Examine the results above and note:
- How does validation accuracy change as we add layers?
- At what depth do we start seeing diminishing returns or degradation?
- Look at the loss curves: do deeper models overfit more or less?
- The 8-layer model likely trains slower and may perform worse — this is the **degradation problem** that motivated residual networks (He et al., 2015).

*Your observations:* [Add your analysis after running]

### 3.2 Experiment: Network Width

**Question**: Is it better to go wider or deeper? How much capacity does this task actually need?

We fix depth at 2 hidden layers and vary width. This tests the model's *capacity* — its ability to represent complex decision boundaries.

In [None]:
width_results = {}
width_configs = [32, 64, 128, 256, 512]

for width in width_configs:
    name = f"Width {width}"
    print(f"\n{'='*50}")
    print(f"Training: {name}")
    
    model = FlexibleMLP(num_hidden=2, hidden_dim=width).to(device)
    total, _ = count_parameters(model)
    print(f"  Parameters: {total:,}")
    
    opt = optim.Adam(model.parameters(), lr=1e-3)
    history = train_model(model, train_loader, test_loader, opt, criterion, device, epochs=EPOCHS)
    width_results[name] = history

In [None]:
compare_experiments(width_results)
plt.savefig('../outputs/width_comparison.png', dpi=150, bbox_inches='tight')

**Analysis — Width:**

- Width 32 is likely underfitting (not enough capacity). Width 512 probably overfits faster.
- There's a sweet spot: enough capacity to model the task, but not so much that the model memorizes the training set.
- Compare parameter counts: Width 512 has ~16x more parameters than Width 32. Is the accuracy gain proportional?
- This illustrates the **bias-variance tradeoff** in a concrete, measurable way.
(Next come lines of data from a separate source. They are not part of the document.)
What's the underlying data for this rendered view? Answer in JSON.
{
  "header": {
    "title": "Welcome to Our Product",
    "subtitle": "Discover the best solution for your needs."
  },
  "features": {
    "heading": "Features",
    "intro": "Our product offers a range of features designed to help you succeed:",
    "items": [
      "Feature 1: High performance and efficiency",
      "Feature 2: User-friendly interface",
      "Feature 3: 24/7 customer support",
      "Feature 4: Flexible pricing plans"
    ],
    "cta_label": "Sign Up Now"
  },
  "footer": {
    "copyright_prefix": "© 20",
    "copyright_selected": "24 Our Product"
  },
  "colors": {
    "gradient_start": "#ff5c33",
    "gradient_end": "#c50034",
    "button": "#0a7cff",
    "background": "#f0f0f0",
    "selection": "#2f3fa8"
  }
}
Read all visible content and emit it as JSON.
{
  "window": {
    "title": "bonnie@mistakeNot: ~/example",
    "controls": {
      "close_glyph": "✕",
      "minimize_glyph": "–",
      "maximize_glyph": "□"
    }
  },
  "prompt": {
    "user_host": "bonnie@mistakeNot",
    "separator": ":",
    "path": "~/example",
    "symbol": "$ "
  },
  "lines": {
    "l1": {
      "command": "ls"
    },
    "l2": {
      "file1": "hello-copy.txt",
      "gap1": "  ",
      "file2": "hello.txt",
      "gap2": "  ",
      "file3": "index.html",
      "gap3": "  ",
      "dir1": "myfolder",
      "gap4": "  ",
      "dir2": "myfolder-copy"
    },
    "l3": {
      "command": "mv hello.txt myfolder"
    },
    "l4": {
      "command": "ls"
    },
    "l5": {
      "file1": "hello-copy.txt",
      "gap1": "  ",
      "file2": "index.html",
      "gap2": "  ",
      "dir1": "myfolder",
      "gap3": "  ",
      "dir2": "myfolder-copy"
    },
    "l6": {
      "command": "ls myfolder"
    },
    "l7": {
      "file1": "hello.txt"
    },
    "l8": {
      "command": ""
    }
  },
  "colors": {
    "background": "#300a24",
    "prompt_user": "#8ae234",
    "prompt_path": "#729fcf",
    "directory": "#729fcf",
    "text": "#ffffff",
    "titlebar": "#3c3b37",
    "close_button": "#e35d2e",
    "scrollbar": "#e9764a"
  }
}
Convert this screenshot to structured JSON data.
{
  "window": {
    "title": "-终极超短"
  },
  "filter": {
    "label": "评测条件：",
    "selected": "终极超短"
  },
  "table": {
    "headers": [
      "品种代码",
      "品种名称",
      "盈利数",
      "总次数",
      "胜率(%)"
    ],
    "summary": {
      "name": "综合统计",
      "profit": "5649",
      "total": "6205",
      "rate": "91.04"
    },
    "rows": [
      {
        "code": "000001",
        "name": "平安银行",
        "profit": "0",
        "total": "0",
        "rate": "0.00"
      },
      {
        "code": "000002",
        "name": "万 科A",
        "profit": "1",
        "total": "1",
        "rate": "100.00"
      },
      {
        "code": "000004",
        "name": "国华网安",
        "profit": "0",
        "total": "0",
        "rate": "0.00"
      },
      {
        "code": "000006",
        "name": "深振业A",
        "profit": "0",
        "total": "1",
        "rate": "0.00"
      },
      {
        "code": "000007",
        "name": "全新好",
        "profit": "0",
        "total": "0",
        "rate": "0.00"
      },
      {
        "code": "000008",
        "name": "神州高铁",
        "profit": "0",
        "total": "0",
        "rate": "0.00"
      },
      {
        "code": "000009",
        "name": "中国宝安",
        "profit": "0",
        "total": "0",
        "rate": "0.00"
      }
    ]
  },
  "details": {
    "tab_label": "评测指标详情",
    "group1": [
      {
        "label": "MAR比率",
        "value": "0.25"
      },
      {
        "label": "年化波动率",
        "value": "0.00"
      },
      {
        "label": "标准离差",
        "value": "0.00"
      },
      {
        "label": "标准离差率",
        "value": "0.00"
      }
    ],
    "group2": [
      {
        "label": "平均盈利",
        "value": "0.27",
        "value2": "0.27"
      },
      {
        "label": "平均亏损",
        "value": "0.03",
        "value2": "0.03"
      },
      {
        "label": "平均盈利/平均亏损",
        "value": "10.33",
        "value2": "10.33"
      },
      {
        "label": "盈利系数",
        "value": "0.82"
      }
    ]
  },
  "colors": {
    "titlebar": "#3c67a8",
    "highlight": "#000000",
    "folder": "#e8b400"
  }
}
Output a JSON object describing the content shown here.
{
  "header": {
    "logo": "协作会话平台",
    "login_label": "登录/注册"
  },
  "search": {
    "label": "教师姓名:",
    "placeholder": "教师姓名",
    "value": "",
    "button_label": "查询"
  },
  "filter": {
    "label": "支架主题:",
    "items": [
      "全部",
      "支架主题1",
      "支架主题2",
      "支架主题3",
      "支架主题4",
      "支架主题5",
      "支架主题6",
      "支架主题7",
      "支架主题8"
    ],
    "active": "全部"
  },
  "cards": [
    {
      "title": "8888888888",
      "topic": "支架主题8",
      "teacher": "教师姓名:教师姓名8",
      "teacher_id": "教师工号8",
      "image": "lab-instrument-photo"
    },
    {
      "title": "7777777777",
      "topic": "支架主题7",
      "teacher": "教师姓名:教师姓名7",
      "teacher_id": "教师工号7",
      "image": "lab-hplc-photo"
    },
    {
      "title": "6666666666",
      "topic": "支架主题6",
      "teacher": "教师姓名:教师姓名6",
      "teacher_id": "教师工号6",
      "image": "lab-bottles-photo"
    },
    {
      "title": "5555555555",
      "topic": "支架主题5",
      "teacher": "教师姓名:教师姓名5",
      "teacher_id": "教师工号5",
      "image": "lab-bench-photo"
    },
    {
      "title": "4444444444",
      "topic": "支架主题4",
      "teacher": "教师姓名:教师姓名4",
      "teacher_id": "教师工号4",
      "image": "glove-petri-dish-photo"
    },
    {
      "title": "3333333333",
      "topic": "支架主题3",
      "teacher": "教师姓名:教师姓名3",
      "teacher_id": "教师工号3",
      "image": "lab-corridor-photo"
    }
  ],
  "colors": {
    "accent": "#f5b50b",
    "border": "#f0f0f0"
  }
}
*Your observations:* [Add your analysis after running]

### 3.3 Experiment: Activation Functions

**Question**: How much does the choice of activation function matter?

We test five activations with identical architectures (2 layers, width 128). Each activation has different properties: ReLU can cause dead neurons, sigmoid saturates, GELU is the modern default in transformers.

In [None]:
activation_results = {}
activations = ['relu', 'tanh', 'leaky_relu', 'gelu', 'sigmoid']

for act in activations:
    name = act.upper() if act != 'leaky_relu' else 'LeakyReLU'
    if act == 'gelu': name = 'GELU'
    print(f"\n{'='*50}")
    print(f"Training: {name}")
    
    model = FlexibleMLP(num_hidden=2, hidden_dim=128, activation=act).to(device)
    opt = optim.Adam(model.parameters(), lr=1e-3)
    history = train_model(model, train_loader, test_loader, opt, criterion, device, epochs=EPOCHS)
    activation_results[name] = history

In [None]:
compare_experiments(activation_results)
plt.savefig('../outputs/activation_comparison.png', dpi=150, bbox_inches='tight')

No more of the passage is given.